When the Board of Governors said in January that it was looking to root redundancies out of the UNC system, it should have meant it. Instead, the search for “unnecessary duplication” of degree programs went seven months without producing any concrete ways to cut programs or costs — and without defining “unnecessary program duplication,” which was supposed to form the basis of the review. As the UNC system confronts another year of budget cuts, it must take its efficiency more seriously before it aimlessly treks down another path, this time toward online education.
In January, UNC-system President Thomas Ross set out in the first month of his tenure to push for more efficient university operations. He announced that Jim Woodward, the former chancellor of UNC-Charlotte and N.C. State University, would lead the review of the system’s 2,000 degree programs.

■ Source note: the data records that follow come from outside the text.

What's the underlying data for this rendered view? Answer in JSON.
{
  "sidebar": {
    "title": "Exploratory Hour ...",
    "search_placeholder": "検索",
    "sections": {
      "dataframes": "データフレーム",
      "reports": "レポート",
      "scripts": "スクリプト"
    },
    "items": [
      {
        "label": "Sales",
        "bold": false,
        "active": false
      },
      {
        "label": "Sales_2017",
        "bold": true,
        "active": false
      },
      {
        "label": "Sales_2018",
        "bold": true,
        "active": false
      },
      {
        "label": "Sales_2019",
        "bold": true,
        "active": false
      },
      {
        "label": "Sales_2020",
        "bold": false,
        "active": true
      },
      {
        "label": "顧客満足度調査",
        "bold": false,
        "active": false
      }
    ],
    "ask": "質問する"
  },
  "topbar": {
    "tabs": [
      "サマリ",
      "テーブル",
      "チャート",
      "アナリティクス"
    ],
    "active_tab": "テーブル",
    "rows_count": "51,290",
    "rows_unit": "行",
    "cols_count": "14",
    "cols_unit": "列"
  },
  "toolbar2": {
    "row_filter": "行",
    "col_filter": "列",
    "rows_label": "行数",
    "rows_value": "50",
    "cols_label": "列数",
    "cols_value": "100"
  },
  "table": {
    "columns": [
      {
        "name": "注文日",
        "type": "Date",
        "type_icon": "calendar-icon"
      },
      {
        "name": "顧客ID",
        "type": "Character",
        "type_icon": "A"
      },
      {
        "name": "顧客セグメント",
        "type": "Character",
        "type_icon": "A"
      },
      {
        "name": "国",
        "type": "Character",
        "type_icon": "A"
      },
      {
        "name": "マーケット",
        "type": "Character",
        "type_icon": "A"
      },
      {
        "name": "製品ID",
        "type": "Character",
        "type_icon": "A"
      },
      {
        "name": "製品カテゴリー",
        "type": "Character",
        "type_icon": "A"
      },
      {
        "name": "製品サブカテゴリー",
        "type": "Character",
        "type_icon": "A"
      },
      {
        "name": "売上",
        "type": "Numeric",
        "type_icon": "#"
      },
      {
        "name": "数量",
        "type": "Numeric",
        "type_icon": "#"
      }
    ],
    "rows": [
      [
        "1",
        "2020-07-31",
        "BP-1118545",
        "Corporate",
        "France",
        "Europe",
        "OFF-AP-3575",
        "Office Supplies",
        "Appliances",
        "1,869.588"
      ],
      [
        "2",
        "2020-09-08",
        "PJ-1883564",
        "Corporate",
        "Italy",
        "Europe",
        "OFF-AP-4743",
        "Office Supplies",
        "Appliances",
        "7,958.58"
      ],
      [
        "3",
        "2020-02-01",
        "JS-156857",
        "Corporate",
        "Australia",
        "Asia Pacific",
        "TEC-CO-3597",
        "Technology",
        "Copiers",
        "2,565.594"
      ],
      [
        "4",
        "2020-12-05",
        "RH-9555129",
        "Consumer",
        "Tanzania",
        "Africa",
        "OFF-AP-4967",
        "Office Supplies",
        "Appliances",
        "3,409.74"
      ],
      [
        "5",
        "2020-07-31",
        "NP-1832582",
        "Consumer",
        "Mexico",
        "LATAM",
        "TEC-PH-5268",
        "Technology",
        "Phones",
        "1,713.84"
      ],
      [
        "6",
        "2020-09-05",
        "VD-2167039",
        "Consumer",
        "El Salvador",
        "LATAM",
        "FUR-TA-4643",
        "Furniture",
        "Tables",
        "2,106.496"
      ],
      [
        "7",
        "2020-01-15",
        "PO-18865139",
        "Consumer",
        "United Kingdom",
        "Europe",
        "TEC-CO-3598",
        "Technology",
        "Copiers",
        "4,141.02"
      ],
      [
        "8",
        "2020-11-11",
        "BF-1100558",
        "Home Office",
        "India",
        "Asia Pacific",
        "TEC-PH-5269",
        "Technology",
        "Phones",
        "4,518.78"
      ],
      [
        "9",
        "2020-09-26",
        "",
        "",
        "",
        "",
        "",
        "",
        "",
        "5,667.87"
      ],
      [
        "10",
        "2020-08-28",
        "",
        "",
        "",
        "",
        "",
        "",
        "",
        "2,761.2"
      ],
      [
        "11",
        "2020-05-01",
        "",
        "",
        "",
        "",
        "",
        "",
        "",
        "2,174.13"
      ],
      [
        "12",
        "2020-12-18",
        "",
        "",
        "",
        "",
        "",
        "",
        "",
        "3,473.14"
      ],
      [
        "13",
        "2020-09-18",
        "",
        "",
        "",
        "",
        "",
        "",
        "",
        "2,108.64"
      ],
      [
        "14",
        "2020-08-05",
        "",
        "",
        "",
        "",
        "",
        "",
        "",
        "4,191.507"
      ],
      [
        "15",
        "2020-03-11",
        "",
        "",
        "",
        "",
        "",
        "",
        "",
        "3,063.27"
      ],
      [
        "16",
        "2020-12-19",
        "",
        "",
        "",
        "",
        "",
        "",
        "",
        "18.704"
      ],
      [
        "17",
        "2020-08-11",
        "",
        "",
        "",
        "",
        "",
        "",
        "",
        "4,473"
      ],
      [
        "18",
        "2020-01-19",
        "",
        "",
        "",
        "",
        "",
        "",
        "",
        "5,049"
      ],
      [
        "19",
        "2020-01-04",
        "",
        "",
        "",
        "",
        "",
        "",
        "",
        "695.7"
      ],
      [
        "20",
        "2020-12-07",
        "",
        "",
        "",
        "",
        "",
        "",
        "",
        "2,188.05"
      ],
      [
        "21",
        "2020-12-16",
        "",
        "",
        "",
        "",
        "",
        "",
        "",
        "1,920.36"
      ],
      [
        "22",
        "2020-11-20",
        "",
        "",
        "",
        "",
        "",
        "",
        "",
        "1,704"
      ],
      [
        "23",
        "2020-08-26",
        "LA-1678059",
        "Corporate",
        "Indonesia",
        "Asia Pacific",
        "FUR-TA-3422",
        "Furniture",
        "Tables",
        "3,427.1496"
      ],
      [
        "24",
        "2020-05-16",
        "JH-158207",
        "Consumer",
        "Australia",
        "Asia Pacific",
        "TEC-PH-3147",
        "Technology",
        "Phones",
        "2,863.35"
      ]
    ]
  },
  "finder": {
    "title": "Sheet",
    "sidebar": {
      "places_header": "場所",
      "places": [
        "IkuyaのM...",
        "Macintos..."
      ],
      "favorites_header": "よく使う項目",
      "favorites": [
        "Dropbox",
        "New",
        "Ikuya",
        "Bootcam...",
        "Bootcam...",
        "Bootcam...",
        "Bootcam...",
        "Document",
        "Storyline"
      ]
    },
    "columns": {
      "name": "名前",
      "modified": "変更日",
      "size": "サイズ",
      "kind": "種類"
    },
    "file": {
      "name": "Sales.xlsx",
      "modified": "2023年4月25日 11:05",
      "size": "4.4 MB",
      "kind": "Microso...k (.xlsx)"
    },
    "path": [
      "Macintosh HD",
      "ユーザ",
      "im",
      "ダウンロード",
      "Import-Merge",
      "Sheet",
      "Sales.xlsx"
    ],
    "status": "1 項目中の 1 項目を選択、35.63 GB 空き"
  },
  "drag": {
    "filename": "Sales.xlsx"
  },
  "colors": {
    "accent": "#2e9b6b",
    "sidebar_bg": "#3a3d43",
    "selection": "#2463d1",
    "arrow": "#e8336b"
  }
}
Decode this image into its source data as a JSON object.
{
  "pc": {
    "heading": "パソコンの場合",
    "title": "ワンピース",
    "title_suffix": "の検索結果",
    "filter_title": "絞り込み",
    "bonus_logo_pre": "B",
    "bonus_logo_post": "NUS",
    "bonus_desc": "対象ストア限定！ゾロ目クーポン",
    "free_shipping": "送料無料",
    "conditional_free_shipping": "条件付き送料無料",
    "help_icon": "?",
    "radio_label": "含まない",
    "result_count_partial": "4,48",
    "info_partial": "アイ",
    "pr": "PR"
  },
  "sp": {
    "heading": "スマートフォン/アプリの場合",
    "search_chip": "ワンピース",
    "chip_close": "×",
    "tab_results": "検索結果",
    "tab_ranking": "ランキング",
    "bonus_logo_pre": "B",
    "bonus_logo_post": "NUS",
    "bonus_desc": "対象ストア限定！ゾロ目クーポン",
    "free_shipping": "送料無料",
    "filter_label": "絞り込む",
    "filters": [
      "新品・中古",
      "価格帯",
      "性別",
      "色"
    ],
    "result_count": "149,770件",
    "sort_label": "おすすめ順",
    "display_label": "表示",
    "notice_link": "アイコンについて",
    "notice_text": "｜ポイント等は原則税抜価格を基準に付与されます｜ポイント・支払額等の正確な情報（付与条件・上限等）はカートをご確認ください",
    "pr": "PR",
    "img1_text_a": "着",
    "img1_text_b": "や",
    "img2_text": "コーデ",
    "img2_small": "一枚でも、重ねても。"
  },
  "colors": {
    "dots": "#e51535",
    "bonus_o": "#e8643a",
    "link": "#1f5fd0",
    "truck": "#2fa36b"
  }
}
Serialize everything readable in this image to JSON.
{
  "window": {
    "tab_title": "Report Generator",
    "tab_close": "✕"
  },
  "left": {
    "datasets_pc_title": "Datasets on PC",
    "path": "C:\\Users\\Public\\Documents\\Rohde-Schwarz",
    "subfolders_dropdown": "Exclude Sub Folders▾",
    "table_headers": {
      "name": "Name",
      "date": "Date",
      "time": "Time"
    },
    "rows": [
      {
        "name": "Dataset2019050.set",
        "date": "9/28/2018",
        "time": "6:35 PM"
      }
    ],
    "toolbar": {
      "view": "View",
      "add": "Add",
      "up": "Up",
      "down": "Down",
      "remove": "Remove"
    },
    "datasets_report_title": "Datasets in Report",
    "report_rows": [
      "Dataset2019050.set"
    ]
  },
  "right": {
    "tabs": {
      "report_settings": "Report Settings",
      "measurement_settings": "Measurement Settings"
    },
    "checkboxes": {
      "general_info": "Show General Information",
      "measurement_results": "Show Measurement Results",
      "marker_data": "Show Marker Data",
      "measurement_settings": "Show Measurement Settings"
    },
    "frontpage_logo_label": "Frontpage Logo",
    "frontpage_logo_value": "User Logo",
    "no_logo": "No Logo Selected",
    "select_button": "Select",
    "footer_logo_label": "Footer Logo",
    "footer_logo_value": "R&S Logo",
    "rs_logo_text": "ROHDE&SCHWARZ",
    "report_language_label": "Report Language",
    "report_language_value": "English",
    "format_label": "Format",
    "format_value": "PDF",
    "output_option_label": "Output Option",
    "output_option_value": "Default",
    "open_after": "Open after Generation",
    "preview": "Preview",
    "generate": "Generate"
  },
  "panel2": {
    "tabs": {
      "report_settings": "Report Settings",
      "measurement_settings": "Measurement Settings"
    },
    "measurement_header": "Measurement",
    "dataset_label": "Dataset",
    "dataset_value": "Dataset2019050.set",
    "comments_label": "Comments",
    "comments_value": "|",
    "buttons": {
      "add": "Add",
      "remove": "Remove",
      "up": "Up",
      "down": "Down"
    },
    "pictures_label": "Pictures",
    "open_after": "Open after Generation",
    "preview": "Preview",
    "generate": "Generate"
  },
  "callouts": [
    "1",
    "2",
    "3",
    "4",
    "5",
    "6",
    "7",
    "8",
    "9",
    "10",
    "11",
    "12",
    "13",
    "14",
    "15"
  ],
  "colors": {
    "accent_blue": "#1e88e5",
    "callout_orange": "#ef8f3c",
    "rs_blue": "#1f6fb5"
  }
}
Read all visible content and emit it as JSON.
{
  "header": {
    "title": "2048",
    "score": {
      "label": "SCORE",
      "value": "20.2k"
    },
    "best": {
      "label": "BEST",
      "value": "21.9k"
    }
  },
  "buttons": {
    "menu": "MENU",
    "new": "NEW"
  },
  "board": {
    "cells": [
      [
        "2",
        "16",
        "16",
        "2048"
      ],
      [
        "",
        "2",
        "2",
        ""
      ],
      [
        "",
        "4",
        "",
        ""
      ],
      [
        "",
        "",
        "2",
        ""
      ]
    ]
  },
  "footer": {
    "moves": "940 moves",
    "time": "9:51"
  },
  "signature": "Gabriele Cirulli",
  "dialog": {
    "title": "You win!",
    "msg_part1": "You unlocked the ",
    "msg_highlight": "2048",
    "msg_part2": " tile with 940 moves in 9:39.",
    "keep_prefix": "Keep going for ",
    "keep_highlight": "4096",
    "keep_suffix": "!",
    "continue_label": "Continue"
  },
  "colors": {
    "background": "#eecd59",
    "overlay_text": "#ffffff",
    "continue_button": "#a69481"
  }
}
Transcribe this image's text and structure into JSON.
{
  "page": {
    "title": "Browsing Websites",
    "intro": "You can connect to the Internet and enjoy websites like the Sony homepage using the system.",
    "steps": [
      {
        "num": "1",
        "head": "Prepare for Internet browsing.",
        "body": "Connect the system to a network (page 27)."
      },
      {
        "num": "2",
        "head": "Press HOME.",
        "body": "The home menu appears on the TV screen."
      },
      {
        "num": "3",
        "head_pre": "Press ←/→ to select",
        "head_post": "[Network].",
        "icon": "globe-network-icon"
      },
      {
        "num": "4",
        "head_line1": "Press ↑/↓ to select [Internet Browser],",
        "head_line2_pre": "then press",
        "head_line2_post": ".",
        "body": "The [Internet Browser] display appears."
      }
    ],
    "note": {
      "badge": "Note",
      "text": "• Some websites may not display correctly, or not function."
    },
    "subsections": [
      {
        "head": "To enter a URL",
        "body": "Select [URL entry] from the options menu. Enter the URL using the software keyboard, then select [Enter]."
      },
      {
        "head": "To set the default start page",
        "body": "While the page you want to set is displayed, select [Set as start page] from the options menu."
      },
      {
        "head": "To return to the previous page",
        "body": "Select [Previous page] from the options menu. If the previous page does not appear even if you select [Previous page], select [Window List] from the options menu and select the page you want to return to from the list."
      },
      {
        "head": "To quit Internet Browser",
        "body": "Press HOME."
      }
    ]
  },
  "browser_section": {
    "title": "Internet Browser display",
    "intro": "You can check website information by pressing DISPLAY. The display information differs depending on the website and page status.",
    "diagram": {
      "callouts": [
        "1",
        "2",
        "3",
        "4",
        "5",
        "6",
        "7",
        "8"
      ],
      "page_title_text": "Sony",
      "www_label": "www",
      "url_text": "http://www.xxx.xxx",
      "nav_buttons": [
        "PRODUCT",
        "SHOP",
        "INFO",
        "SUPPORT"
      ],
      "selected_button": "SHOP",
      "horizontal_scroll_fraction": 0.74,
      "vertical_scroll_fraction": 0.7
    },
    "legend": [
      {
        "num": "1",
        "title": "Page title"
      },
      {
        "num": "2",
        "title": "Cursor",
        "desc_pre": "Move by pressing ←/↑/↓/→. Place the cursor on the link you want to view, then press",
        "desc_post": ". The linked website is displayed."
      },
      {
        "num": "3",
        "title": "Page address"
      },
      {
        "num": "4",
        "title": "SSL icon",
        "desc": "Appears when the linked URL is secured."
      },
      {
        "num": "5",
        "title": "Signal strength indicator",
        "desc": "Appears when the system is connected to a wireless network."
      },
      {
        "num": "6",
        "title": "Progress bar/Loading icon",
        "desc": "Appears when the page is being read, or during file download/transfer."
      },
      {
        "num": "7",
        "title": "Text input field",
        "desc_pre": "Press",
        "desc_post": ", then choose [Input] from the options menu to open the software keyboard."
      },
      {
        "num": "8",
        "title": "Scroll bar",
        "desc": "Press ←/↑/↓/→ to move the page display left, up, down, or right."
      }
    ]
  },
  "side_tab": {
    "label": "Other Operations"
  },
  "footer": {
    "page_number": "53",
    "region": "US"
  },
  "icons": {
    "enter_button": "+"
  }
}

Last week, after seven months of reviewing, Woodward returned without identifying any unnecessarily duplicated programs and without ever having defined what exactly he was looking for. In the post-presentation spin, NCSU Chancellor Randy Woodson said he was unsurprised by his predecessor’s findings, or lack thereof, saying they pointed “to some opportunities for collaboration.”
From his non-findings, Woodward said this collaboration could be facilitated by online education, which, in the past week, has quickly grown into BOG’s latest passion project. The General Administration is now looking within its ranks to create a position that would oversee online education — a position BOG members said would have to be filled by someone ready to “walk on water.”
If history is any guide, that person is not within the board’s ranks.
Recent missteps
Last year, the board used former UNC-system President Erskine Bowles’ final year in office to formulate a four-year tuition plan that campuses have taken no time to scrap. The plan reaffirmed the 6.5 percent cap on tuition increases, emphasizing the need to maintain affordable access to public education in North Carolina.
In the first year since the passage of that tuition plan, UNC has discarded the cap, moving to raise in-state tuition by 15.6 percent. To do so, it’s taking advantage of a “catch-up” clause designed to allow system schools to exceed the cap — but remain within the bottom quartile of their peers — after years without tuition hikes.
Because the board has allowed a loose interpretation of this clause, UNC is looking to more than double the 6.5 percent cap with its proposed in-state tuition hikes. It’s little wonder why BOG Chairwoman Hannah Gage told one Daily Tar Heel reporter that, “at the time, we kind of knew that there was a strong possibility that this would open the door wider than we wanted to open it.”